Wouldn't it be safer to use a larger value (e.g., 100) for --status-interval?
With a very small interval, the status feedback might happen before
the walsender is terminated and pg_recvlogical reconnects, which could
prevent the duplicate data from appearing even without the patch.

+use IPC::Run qw(start);
<snip>
+my $recv = start [

For simplicity, would it be better to avoid "use IPC::Run qw(start)" and
just call "IPC::Run::start" directly?

+# Wait only for initial connection
+$node->poll_query_until('postgres',
+    "SELECT active_pid IS NOT NULL FROM pg_replication_slots WHERE
slot_name = 'reconnect_test'");

This is unlikely, but pg_recvlogical's connection could be terminated
immediately after connecting, before receiving any data. If that happens,
the test might behave unexpectedly. To make the test more robust,
should we instead poll on:

        SELECT pg_read_file('$outfile') ~ 'INSERT'

instead, to ensure that some data has actually been received before
terminating the backend?


> Secondly I noticed in function sendFeedback at line 166, the startpos is
> set to output_written_lsn. This seems to counter conceptually the change
> you made in the patch, however it seems to not affect correctness. Shall
> we remove this line as to avoid confusion?
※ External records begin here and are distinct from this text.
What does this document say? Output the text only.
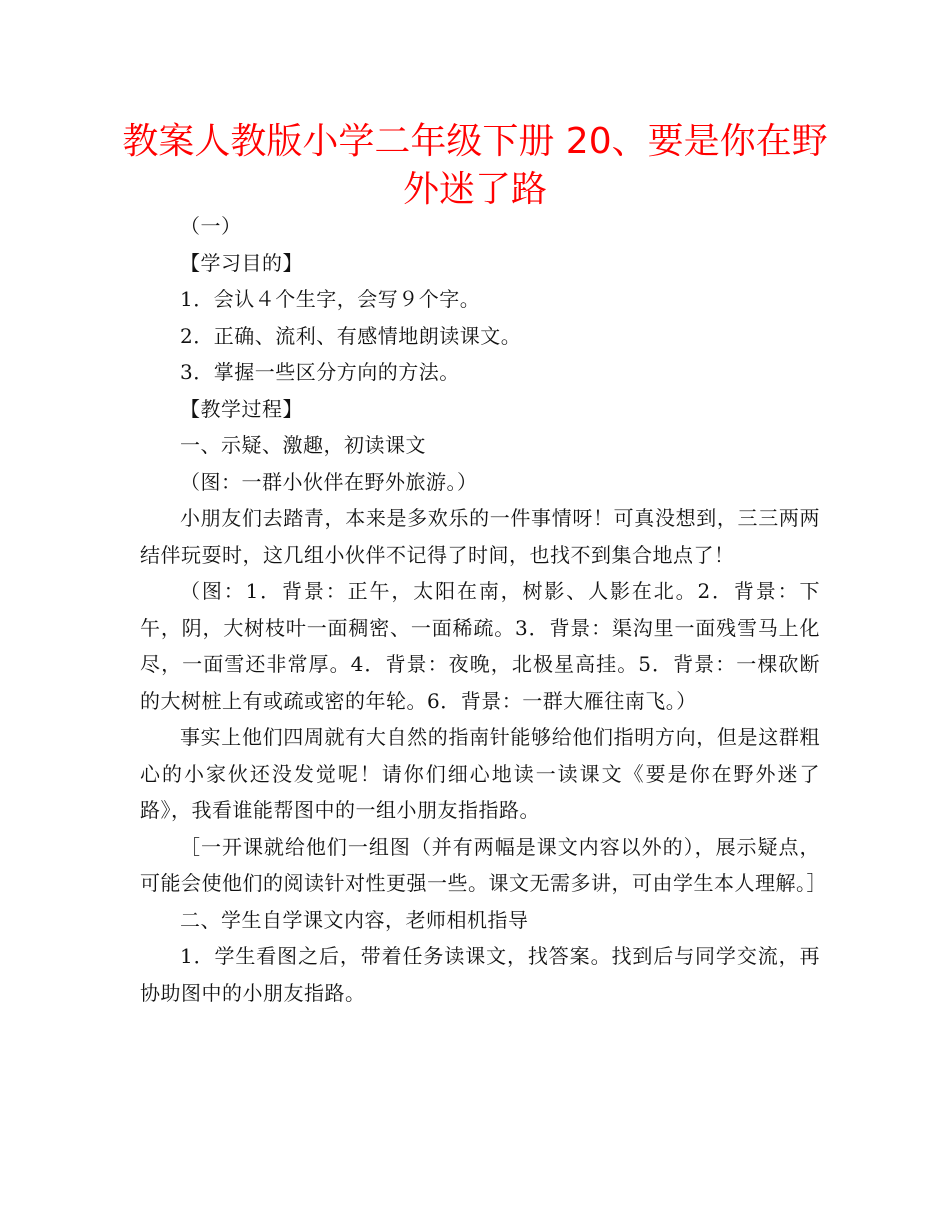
教案人教版小学二年级下册 20、要是你在野外迷了路

（一）

【学习目的】

1．会认４个生字，会写９个字。

2．正确、流利、有感情地朗读课文。

3．掌握一些区分方向的方法。

【教学过程】

一、示疑、激趣，初读课文

（图：一群小伙伴在野外旅游。）

小朋友们去踏青，本来是多欢乐的一件事情呀！可真没想到，三三两两结伴玩耍时，这几组小伙伴不记得了时间，也找不到集合地点了！

（图：1．背景：正午，太阳在南，树影、人影在北。2．背景：下午，阴，大树枝叶一面稠密、一面稀疏。3．背景：渠沟里一面残雪马上化尽，一面雪还非常厚。4．背景：夜晚，北极星高挂。5．背景：一棵砍断的大树桩上有或疏或密的年轮。6．背景：一群大雁往南飞。）

事实上他们四周就有大自然的指南针能够给他们指明方向，但是这群粗心的小家伙还没发觉呢！请你们细心地读一读课文《要是你在野外迷了路》，我看谁能帮图中的一组小朋友指指路。

［一开课就给他们一组图（并有两幅是课文内容以外的），展示疑点，可能会使他们的阅读针对性更强一些。课文无需多讲，可由学生本人理解。］

二、学生自学课文内容，老师相机指导

1．学生看图之后，带着任务读课文，找答案。找到后与同学交流，再协助图中的小朋友指路。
Isn't this necessary when - is specified for --file, causing OutputFsync() to
be skipped?

Regards,

--
Fujii Masao

Hi,

On 25/11/2025 17:16, Fujii Masao wrote:
> Thanks for writing the test case and turning it into a patch. I agree that
> we should add a regression test to ensure the reported issue doesn't recur.
Thanks for your feedback, updated patch is attached. Again, I checked 
that it fails in master, but passes with your patch.
> It looks like the v1 patch you attached accidentally includes
> the patch file itself. Could you remove that?
Whoops, not sure what happened there, fixed.
> +    '--fsync-interval', '1',
> +    '--status-interval', '1',
>
> Wouldn't it be safer to use a larger value (e.g., 100) for --status-interval?
> With a very small interval, the status feedback might happen before
> the walsender is terminated and pg_recvlogical reconnects, which could
> prevent the duplicate data from appearing even without the patch.
Yes indeed good one. I actually had it set to 60 in the previous version 
I sent earlier.

> +use IPC::Run qw(start);
> <snip>
> +my $recv = start [
>
> For simplicity, would it be better to avoid "use IPC::Run qw(start)" and
> just call "IPC::Run::start" directly?
Indeed, done.

> +# Wait only for initial connection
> +$node->poll_query_until('postgres',
> +    "SELECT active_pid IS NOT NULL FROM pg_replication_slots WHERE
> slot_name = 'reconnect_test'");
>
> This is unlikely, but pg_recvlogical's connection could be terminated
> immediately after connecting, before receiving any data. If that happens,
> the test might behave unexpectedly. To make the test more robust,
> should we instead poll on:
>
>          SELECT pg_read_file('$outfile') ~ 'INSERT'
>
> instead, to ensure that some data has actually been received before
> terminating the backend?

> +# Wait only for initial connection
> +$node->poll_query_until('postgres',
> +    "SELECT active_pid IS NOT NULL FROM pg_replication_slots WHERE
> slot_name = 'reconnect_test'");
>
> This is unlikely, but pg_recvlogical's connection could be terminated
> immediately after connecting, before receiving any data. If that happens,
> the test might behave unexpectedly. To make the test more robust,
> should we instead poll on:
>
>          SELECT pg_read_file('$outfile') ~ 'INSERT'
>
> instead, to ensure that some data has actually been received before
> terminating the backend?
>
>
>
>> Secondly I noticed in function sendFeedback at line 166, the startpos is
>> set to output_written_lsn. This seems to counter conceptually the change
>> you made in the patch, however it seems to not affect correctness. Shall
>> we remove this line as to avoid confusion?
> Isn't this necessary when - is specified for --file, causing 
> OutputFsync() to be skipped? Regards, 
Yes, for sure. Would really like to avoid introducing flake in CI due to 
this test.

> Isn't this necessary when - is specified for --file, causing 
> OutputFsync() to be skipped? 
Upon another look, indeed. When writing to a regular file (--file -) 
that assignment is redundant but harmless. But like you said, when 
writing to stdout, without that line, startpos would never be updated.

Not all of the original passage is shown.